Ella seguía sentada cavilando. La tormenta retumbaba en el exterior. Era como si estuvieran en una minúscula arca en el Diluvio.
—Pareces haber vivido tanto… —dijo ella.
—¿Sí? A mí me parece que ya he muerto una o dos veces. Y, sin embargo, aquí estoy, saliendo adelante y dispuesto a caer otra vez.
Ella pensaba intensamente, sin dejar de escuchar la tormenta.
—¿Eras feliz como oficial y como caballero tras la muerte del coronel?
—¡No!
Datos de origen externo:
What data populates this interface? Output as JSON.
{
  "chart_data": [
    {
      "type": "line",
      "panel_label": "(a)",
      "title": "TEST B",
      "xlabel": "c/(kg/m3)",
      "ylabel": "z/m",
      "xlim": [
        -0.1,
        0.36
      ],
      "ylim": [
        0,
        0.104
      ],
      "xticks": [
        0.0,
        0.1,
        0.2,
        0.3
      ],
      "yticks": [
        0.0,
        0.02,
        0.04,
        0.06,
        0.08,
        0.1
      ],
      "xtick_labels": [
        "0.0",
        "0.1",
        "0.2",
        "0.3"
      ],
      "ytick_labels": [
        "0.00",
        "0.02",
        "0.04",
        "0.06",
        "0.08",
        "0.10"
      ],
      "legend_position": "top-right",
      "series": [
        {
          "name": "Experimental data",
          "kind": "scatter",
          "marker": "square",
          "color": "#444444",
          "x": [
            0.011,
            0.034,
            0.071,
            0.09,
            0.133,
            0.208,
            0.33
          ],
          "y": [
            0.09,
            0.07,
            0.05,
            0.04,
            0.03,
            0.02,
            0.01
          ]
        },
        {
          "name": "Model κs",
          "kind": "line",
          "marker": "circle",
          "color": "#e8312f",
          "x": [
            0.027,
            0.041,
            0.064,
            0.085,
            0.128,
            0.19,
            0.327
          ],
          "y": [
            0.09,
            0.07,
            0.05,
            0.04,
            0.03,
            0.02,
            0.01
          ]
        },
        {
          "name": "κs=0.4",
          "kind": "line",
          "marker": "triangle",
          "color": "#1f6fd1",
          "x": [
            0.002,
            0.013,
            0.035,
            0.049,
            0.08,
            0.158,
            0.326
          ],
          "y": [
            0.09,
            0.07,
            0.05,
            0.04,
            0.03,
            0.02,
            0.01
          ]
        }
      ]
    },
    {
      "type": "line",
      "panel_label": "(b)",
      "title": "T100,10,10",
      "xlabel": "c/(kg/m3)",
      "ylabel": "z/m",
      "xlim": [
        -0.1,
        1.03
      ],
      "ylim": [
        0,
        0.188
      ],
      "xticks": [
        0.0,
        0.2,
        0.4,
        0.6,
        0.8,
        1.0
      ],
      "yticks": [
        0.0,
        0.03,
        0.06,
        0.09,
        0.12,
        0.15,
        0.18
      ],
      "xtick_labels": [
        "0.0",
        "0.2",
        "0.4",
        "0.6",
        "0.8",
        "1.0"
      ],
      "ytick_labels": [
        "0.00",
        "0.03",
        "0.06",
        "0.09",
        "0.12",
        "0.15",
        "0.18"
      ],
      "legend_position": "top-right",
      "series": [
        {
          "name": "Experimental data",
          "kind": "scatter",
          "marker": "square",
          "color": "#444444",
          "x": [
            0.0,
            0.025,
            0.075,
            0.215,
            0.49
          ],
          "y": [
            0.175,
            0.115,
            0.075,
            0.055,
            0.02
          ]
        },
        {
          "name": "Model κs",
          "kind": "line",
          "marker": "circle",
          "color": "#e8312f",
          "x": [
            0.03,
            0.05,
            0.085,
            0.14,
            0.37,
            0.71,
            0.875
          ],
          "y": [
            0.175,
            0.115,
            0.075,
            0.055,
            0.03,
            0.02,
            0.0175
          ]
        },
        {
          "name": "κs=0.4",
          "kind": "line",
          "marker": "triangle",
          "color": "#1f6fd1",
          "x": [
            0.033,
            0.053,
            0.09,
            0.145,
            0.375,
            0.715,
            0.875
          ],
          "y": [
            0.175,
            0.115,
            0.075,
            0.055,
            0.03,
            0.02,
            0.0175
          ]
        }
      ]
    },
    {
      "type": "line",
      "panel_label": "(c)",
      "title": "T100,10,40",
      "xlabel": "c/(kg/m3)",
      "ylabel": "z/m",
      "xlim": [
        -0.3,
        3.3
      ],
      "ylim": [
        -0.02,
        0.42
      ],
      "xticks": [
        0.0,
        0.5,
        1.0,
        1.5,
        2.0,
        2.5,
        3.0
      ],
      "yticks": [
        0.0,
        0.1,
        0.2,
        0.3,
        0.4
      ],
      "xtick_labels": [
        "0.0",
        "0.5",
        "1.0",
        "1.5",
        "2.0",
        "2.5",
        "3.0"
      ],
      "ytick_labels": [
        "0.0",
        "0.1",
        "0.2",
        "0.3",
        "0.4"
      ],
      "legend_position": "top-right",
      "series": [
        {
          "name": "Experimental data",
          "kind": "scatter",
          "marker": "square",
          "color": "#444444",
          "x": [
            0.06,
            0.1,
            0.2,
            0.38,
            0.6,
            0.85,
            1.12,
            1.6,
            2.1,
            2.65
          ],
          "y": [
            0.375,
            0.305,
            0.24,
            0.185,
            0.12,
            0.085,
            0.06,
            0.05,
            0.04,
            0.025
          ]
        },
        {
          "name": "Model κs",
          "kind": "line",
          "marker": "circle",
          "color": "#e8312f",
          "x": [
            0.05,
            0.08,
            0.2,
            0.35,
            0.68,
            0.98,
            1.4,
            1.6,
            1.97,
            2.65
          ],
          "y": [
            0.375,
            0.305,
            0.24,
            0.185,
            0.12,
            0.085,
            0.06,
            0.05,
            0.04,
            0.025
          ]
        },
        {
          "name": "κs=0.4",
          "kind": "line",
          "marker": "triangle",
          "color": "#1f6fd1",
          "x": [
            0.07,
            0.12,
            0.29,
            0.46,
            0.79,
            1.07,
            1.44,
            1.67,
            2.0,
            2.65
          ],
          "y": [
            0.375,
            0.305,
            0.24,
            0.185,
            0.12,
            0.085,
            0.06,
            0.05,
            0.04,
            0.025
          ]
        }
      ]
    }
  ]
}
Eran una pandilla de gentuza —se rio de repente—. El coronel solía decir: «Muchacho, la clase media inglesa tiene que masticar treinta veces cada bocado, porque tienen un estómago tan pequeño que un guisante los dejaría estreñidos. Son el peor montón de majaderos amariconados que se ha inventado nunca: llenos de vanidad, asustados de no llevar el nudo bien hecho, podridos hasta la médula y siempre tienen razón. Eso es lo que no puedo aguantar. Pppp-pppp. Pppp-pppp. Lamiendo culos hasta que se les encallece la lengua: pero siempre tienen razón. Cursis hasta no poder más. ¡Cursis! Una generación de cursis afeminados y sin huevos…»
Connie reía. Fuera diluviaba.
—¡No lo aguantaba!
—No —dijo él—. No le preocupaban. Simplemente le daban asco. Existe una diferencia. Porque, como él decía, hasta los soldados se estaban volviendo cursis, acojonados y sin nervio. Es el destino de la humanidad llegar a eso.
—¿También de la gente normal, los obreros?
—Todo el mundo. No tienen empuje. Los coches, el cine y los aviones les han sorbido lo último que les quedaba. Te lo aseguro, cada generación cría una generación más conejil, con horchata en las venas y piernas y caras de hojalata. ¡Gente de hojalata! Es como una especie de bolchevismo constante que va matando lo humano y despertando la adoración a lo mecánico. ¡Dinero, dinero, dinero! Todos estos modernos parecen divertirse matando el viejo sentimiento humano en el hombre, haciendo picadillo del viejo Adán y de la vieja Eva. Son todos iguales. El mundo todo es igual: eliminar la realidad humana, una libra por cada prepucio, dos libras por cada par de cojones. ¡El coño mismo no es más que una máquina de joder! Todo igual. Pagadles para que corten la polla del mundo. Pagar dinero, dinero y dinero a los que acaben con el coraje de la humanidad para no dejar más que maquinitas chirriantes.